Après six années de pénible expectative en détention, le putschiste du 22 Mars 2012 et ses comparses manquent une fois de plus encore de s’exprimer publiquement et d’être définitivement fixés sur leurs sorts. Leur comparution, annoncée à coups de battages médiatiques, a officiellement avorté tel qu’en fait foi un communiqué du gouvernement où le renvoi du dossier est expliqué par un risque de déstabilisation de l’armée. «L’Affaire Sanogo» continue-t-elle d’affecter la quiétude des FAMa dont l’unité et la cohésion est pourtant ressassée à l’envi par les autorités ? Le doute est pour le moins permis quant à l’existence d’une raison moins spécieuse et beaucoup plus profonde que d’hypothétiques implications du dossier sur la quiétude de l’armée.

Il est du reste corroboré par les conditions dans lesquelles l’ajournement est intervenu à quelques encablures seulement de l’ouverture des audiences publiques et au bout d’âpres tractations avec le ministère public. À en croire nos sources, en effet, toutes les dispositions ont été prises jusqu’à l’étape cruciale qui est aussi la condition sine qua non du procès : la mise en action de l’ordonnance de prise de corps d’un acteur clé du dossier. Il s’agit notamment du ministre de la Défense et des Anciens Combattants Dahirou Dembélé. Après sa comparution aux précédentes audiences sans cette formalité, la justice n’était point disposée à rabâcher la même légèreté procédurière. L’intéressé non plus, car il nous revient que c’est pour s’y conformer que le ministre avait bel et bien adressé à qui de droit une lettre de démission en bonne et due forme en vue de se mettre à la disposition de la justice.
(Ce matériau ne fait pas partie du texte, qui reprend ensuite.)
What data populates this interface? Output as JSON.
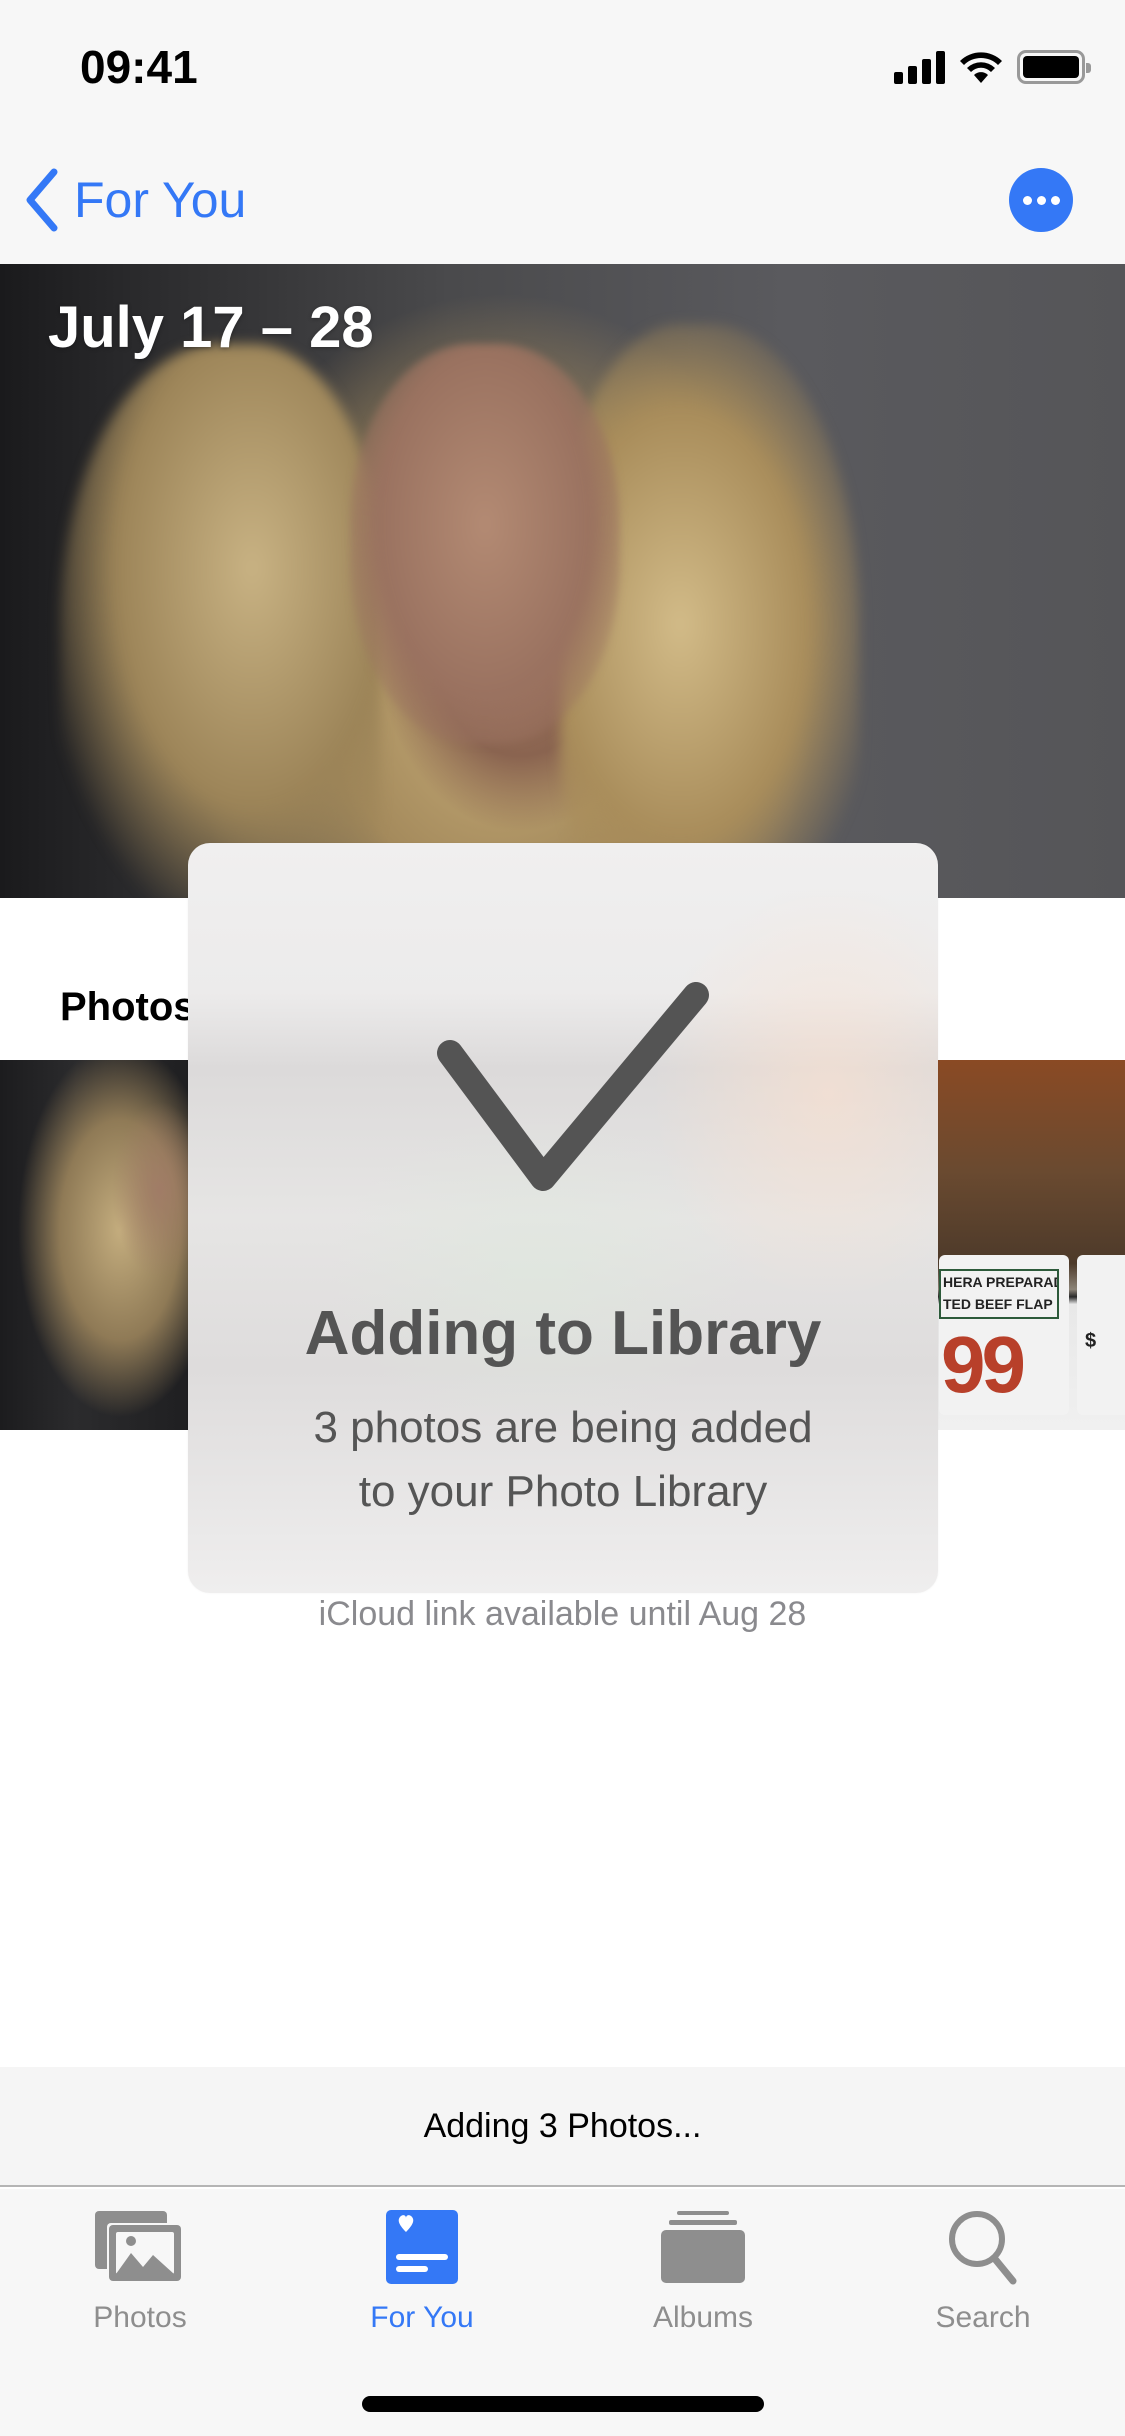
{
  "status_bar": {
    "time": "09:41",
    "icons": [
      "cellular-signal-icon",
      "wifi-icon",
      "battery-icon"
    ]
  },
  "nav": {
    "back_label": "For You",
    "back_icon": "chevron-left-icon",
    "more_icon": "ellipsis-circle-icon",
    "accent_color": "#3478f6"
  },
  "hero": {
    "title": "July 17 – 28"
  },
  "section": {
    "label": "Photos",
    "thumb_right_sign": {
      "line1": "HERA PREPARADA",
      "line2": "TED BEEF FLAP MEAT",
      "price": "99",
      "currency": "$"
    }
  },
  "hud": {
    "icon": "checkmark-icon",
    "title": "Adding to Library",
    "message_line1": "3 photos are being added",
    "message_line2": "to your Photo Library"
  },
  "icloud_note": "iCloud link available until Aug 28",
  "bottom_status": "Adding 3 Photos...",
  "tab_bar": {
    "tabs": [
      {
        "label": "Photos",
        "icon": "photos-icon",
        "active": false
      },
      {
        "label": "For You",
        "icon": "for-you-icon",
        "active": true
      },
      {
        "label": "Albums",
        "icon": "albums-icon",
        "active": false
      },
      {
        "label": "Search",
        "icon": "search-icon",
        "active": false
      }
    ],
    "active_color": "#3478f6",
    "inactive_color": "#8e8e8e"
  }
}
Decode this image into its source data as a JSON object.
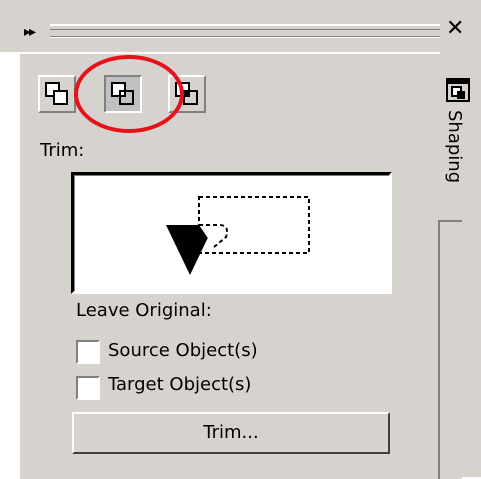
{
  "window": {
    "grip_glyph": "▸▸",
    "close_glyph": "✕"
  },
  "toolbar": {
    "buttons": [
      {
        "name": "weld",
        "state": "raised"
      },
      {
        "name": "trim",
        "state": "pressed"
      },
      {
        "name": "intersect",
        "state": "raised"
      }
    ],
    "highlight_color": "#e8101a"
  },
  "mode_label": "Trim:",
  "leave_original_label": "Leave Original:",
  "checkboxes": [
    {
      "label": "Source Object(s)",
      "checked": false
    },
    {
      "label": "Target Object(s)",
      "checked": false
    }
  ],
  "action_button": "Trim...",
  "side_tab": {
    "label": "Shaping",
    "icon": "shaping-docker-icon"
  }
}
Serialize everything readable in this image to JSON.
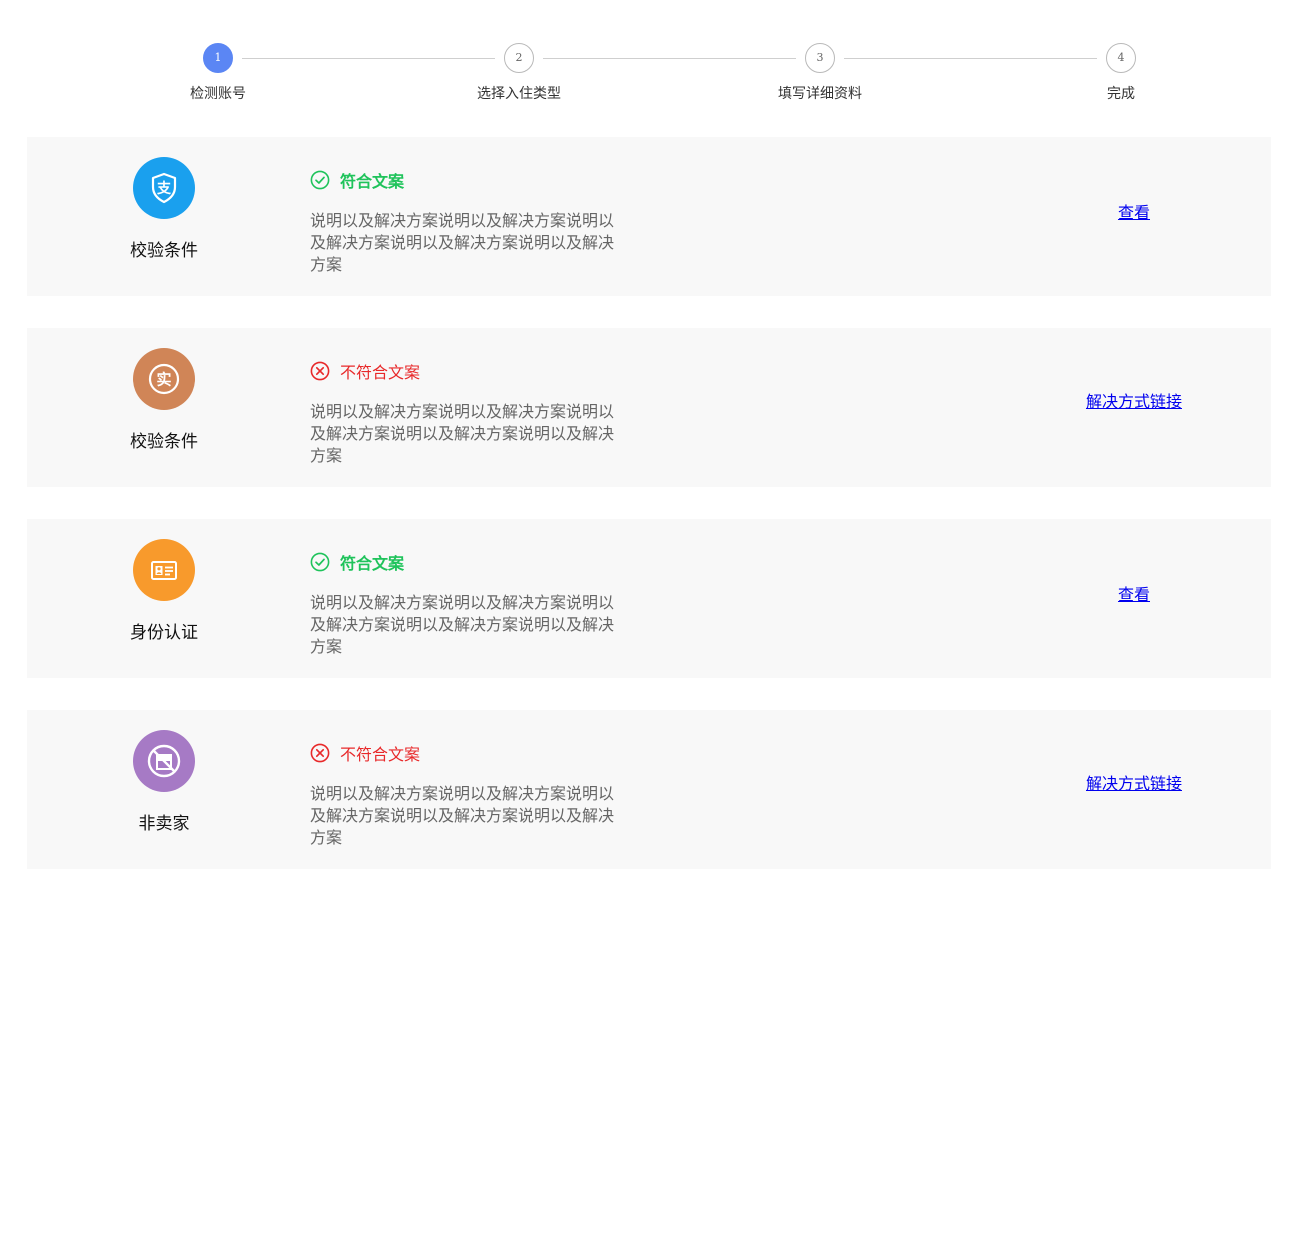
{
  "stepper": {
    "steps": [
      {
        "number": "1",
        "label": "检测账号",
        "state": "active"
      },
      {
        "number": "2",
        "label": "选择入住类型",
        "state": "pending"
      },
      {
        "number": "3",
        "label": "填写详细资料",
        "state": "pending"
      },
      {
        "number": "4",
        "label": "完成",
        "state": "pending"
      }
    ],
    "active_color": "#5b86f4"
  },
  "checks": [
    {
      "name": "校验条件",
      "icon": "alipay-icon",
      "icon_color": "#1aa0ee",
      "status": "pass",
      "status_text": "符合文案",
      "description": "说明以及解决方案说明以及解决方案说明以及解决方案说明以及解决方案说明以及解决方案",
      "link_text": "查看"
    },
    {
      "name": "校验条件",
      "icon": "real-name-icon",
      "icon_color": "#d08557",
      "status": "fail",
      "status_text": "不符合文案",
      "description": "说明以及解决方案说明以及解决方案说明以及解决方案说明以及解决方案说明以及解决方案",
      "link_text": "解决方式链接"
    },
    {
      "name": "身份认证",
      "icon": "id-card-icon",
      "icon_color": "#f89a2c",
      "status": "pass",
      "status_text": "符合文案",
      "description": "说明以及解决方案说明以及解决方案说明以及解决方案说明以及解决方案说明以及解决方案",
      "link_text": "查看"
    },
    {
      "name": "非卖家",
      "icon": "no-store-icon",
      "icon_color": "#a67ac5",
      "status": "fail",
      "status_text": "不符合文案",
      "description": "说明以及解决方案说明以及解决方案说明以及解决方案说明以及解决方案说明以及解决方案",
      "link_text": "解决方式链接"
    }
  ],
  "colors": {
    "pass": "#1fc35b",
    "fail": "#e8292a",
    "link": "#0000ee",
    "row_background": "#f8f8f8"
  }
}
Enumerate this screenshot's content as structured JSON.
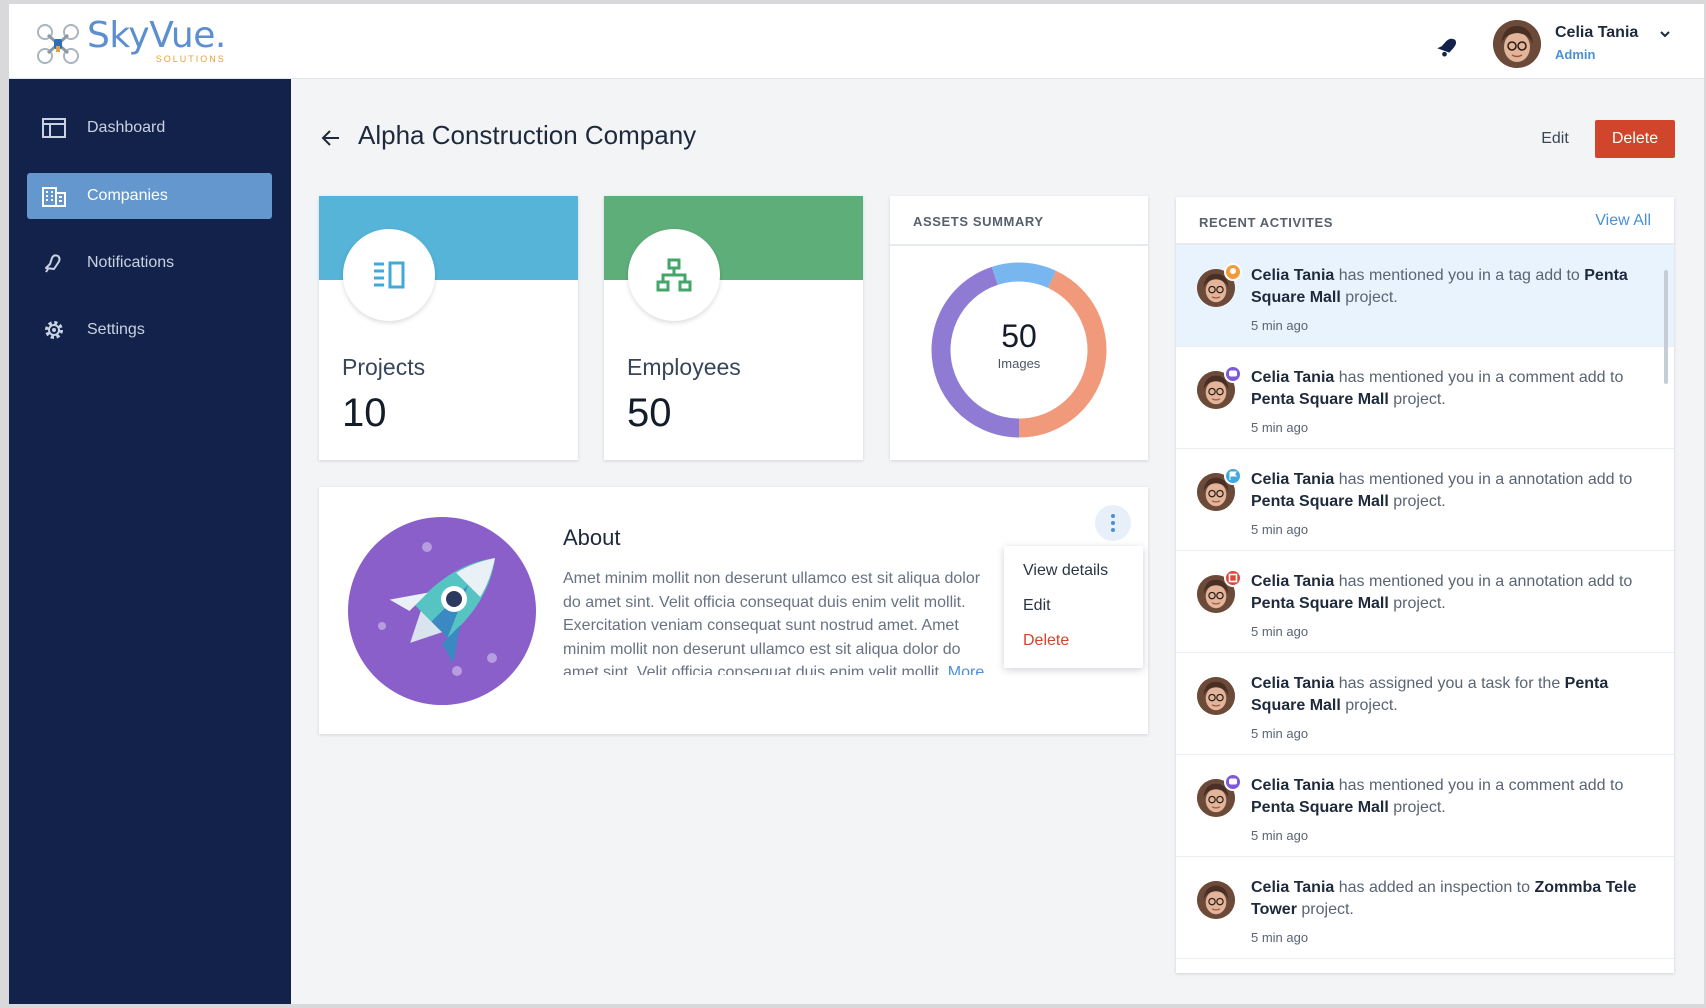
{
  "app": {
    "logo_text": "SkyVue.",
    "logo_sub": "SOLUTIONS"
  },
  "user": {
    "name": "Celia Tania",
    "role": "Admin"
  },
  "sidebar": {
    "items": [
      {
        "label": "Dashboard",
        "icon": "dashboard-icon",
        "active": false
      },
      {
        "label": "Companies",
        "icon": "companies-icon",
        "active": true
      },
      {
        "label": "Notifications",
        "icon": "notifications-icon",
        "active": false
      },
      {
        "label": "Settings",
        "icon": "settings-icon",
        "active": false
      }
    ]
  },
  "page": {
    "title": "Alpha Construction Company",
    "edit_label": "Edit",
    "delete_label": "Delete"
  },
  "stats": {
    "projects": {
      "label": "Projects",
      "value": "10",
      "color": "#55b4d8",
      "icon": "projects-icon"
    },
    "employees": {
      "label": "Employees",
      "value": "50",
      "color": "#5eae7a",
      "icon": "org-chart-icon"
    }
  },
  "assets": {
    "title": "ASSETS SUMMARY",
    "value": "50",
    "unit": "Images",
    "segments": [
      {
        "color": "#f0997b",
        "fraction": 0.43
      },
      {
        "color": "#8f7bd3",
        "fraction": 0.45
      },
      {
        "color": "#78b6ef",
        "fraction": 0.12
      }
    ]
  },
  "about": {
    "title": "About",
    "text": "Amet minim mollit non deserunt ullamco est sit aliqua dolor do amet sint. Velit officia consequat duis enim velit mollit. Exercitation veniam consequat sunt nostrud amet. Amet minim mollit non deserunt ullamco est sit aliqua dolor do amet sint. Velit officia consequat duis enim velit mollit.",
    "more_label": "More",
    "menu": [
      "View details",
      "Edit",
      "Delete"
    ]
  },
  "activities": {
    "title": "RECENT ACTIVITES",
    "view_all": "View All",
    "items": [
      {
        "name": "Celia Tania",
        "text": " has mentioned you in a tag add to ",
        "project": "Penta Square Mall",
        "suffix": " project.",
        "time": "5 min ago",
        "badge": "tag-icon",
        "badge_color": "#f29b3a",
        "highlight": true
      },
      {
        "name": "Celia Tania",
        "text": " has mentioned you in a comment add to ",
        "project": "Penta Square Mall",
        "suffix": " project.",
        "time": "5 min ago",
        "badge": "comment-icon",
        "badge_color": "#7c5ad8",
        "highlight": false
      },
      {
        "name": "Celia Tania",
        "text": " has mentioned you in a annotation add to ",
        "project": "Penta Square Mall",
        "suffix": " project.",
        "time": "5 min ago",
        "badge": "flag-icon",
        "badge_color": "#3fa9e0",
        "highlight": false
      },
      {
        "name": "Celia Tania",
        "text": " has mentioned you in a annotation add to ",
        "project": "Penta Square Mall",
        "suffix": " project.",
        "time": "5 min ago",
        "badge": "crop-icon",
        "badge_color": "#e0473a",
        "highlight": false
      },
      {
        "name": "Celia Tania",
        "text": " has assigned you a task for the ",
        "project": "Penta Square Mall",
        "suffix": " project.",
        "time": "5 min ago",
        "badge": "",
        "badge_color": "",
        "highlight": false
      },
      {
        "name": "Celia Tania",
        "text": " has mentioned you in a comment add to ",
        "project": "Penta Square Mall",
        "suffix": " project.",
        "time": "5 min ago",
        "badge": "comment-icon",
        "badge_color": "#7c5ad8",
        "highlight": false
      },
      {
        "name": "Celia Tania",
        "text": " has added an inspection to ",
        "project": "Zommba Tele Tower",
        "suffix": " project.",
        "time": "5 min ago",
        "badge": "",
        "badge_color": "",
        "highlight": false
      }
    ]
  }
}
Les hautes autorités se trouvaient-elles dans la même disposition ? Rien n’est moins évident, et pour cause. Tout indique que la présence de Dahirou Dembelé au gouvernement a servi d’alibi et de dérobade aux fins de s’épargner les éclats imprévisibles d’un procès gênant à tous points de vue. La même posture avait présidé selon toute évidence au premier ajournement, motivé en son temps par une insuffisance d’informations sur le dossier mais avec en toile de fond une méfiance évidente vis-à-vis d’une entrée dans le fond de l’affaire. Seulement voilà : à mesure que les pouvoirs publics se complaisent dans la diversion, leur jeu trouble est en passe de transformer de présumés criminels en victimes certaines de la justice.

Il est de moins en moins tolérable, en effet, que Sanogo et comparses continuent de battre les records de l’illégalité dans l’incarcération préventive au nom d’une certaine confusion de la raison d’Etat avec les intérêts inavouables du régime. Il est tout aussi indéfendable de prolonger l’angoisse des familles et ayants-droits de victimes en préférant à la manifestation de la vérité une guerre d’usure que leur livre subtilement un pouvoir politique dans l’embarras. Et qui montre des signes manifestes d’une tentation à négocier l’élargissement des bourreaux présumés de Bérets Rouges sans passer par une réfutable comparution publique. De ce fait, il n’est point exclu que le renvoi du procès le plus attendu au Mali vise à offrir plus de chance à la Loi d’Entente Nationale où la question apparaît en filigrane.